矯正治療中の食生活は、口腔内の健康維持に直結します。矯正装置は食べ物が挟まりやすく、特に硬い食べ物や粘着性の高い食品はブラケットやワイヤーを損傷させる可能性があります。また、糖分を多く含む食品は虫歯リスクを高めるため、摂取後には必ず歯磨きやうがいを行うことが重要です。例えば、キャンディやチョコレート、キャラメルなどは装置に付着しやすく、長時間口腔内に糖分が残ることで虫歯の原因になります。
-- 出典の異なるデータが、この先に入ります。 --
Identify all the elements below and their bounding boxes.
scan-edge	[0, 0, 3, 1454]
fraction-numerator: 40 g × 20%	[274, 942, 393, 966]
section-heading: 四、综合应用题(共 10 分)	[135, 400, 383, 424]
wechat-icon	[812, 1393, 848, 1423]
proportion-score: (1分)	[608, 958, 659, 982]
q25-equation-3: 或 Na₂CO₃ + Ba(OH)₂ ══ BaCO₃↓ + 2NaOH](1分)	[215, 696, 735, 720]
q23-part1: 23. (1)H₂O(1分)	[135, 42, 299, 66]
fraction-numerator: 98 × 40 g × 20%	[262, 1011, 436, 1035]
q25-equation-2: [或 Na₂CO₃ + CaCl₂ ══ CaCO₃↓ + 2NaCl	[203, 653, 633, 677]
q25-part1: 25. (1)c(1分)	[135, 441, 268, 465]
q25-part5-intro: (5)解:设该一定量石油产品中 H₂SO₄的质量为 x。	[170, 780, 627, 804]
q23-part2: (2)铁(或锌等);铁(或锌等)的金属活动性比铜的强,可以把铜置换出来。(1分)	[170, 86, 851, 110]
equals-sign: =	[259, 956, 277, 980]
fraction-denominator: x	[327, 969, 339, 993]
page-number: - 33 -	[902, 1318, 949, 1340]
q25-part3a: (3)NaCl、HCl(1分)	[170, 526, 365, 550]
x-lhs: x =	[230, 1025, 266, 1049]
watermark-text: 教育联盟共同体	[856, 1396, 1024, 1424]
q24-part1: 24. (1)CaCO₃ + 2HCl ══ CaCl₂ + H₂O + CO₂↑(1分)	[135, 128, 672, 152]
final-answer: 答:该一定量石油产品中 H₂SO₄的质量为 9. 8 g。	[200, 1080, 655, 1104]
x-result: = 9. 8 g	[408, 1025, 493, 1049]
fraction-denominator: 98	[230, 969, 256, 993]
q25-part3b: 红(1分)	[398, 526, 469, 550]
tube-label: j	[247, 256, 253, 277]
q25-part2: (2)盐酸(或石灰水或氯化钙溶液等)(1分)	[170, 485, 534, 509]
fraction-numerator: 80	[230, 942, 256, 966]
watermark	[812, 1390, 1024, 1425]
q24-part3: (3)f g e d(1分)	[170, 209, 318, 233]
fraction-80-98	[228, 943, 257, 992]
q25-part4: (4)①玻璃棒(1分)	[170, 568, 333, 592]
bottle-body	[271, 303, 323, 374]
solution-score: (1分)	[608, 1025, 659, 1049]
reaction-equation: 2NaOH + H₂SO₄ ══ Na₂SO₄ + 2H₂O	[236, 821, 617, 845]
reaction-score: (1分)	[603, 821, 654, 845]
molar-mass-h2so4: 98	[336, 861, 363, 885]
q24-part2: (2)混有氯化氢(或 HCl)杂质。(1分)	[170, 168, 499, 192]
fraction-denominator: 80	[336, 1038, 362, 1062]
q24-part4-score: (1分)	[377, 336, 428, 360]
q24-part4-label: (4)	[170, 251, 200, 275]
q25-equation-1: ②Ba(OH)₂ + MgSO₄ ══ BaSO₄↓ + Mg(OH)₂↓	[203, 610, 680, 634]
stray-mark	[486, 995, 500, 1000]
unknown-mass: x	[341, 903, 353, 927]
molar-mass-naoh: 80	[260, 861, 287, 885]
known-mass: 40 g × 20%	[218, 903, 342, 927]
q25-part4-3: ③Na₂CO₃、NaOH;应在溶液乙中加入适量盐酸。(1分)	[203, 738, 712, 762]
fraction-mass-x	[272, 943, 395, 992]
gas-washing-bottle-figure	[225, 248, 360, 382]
一方で、栄養バランスを考えた食事は治療の成功に欠かせません。カルシウムやリン、ビタミンDなどの栄養素は歯や骨の健康を維持する上で重要であり、治療期間中に不足すると歯や歯周組織の回復力が低下します。具体的には、乳製品、魚類、緑黄色野菜、豆類などを積極的に摂取することが推奨されます。また、硬すぎる食材を避け、柔らかく調理した食品や小さく切った野菜・果物を選ぶことで、装置への負担を軽減し、食後の清掃も容易になります。
食後の口腔ケアは、治療の成否に直結します。矯正装置がある状態では、歯ブラシだけでは届かない隙間に汚れが溜まりやすく、磨き残しが発生することがあります。特に、ワイヤーと歯の間、ブラケットの下、バンドの周囲などは、歯垢が蓄積しやすい部分です。こうした箇所には、ワンタフトブラシやインターデンタルブラシを使用することで、より効率的に汚れを取り除くことができます。また、デンタルフロスやフロス専用の通し具を併用することで、歯と歯の間の清掃も徹底できます。毎日のセルフケアにこれらを組み合わせることで、矯正治療中でも口腔内を清潔に保つことが可能です。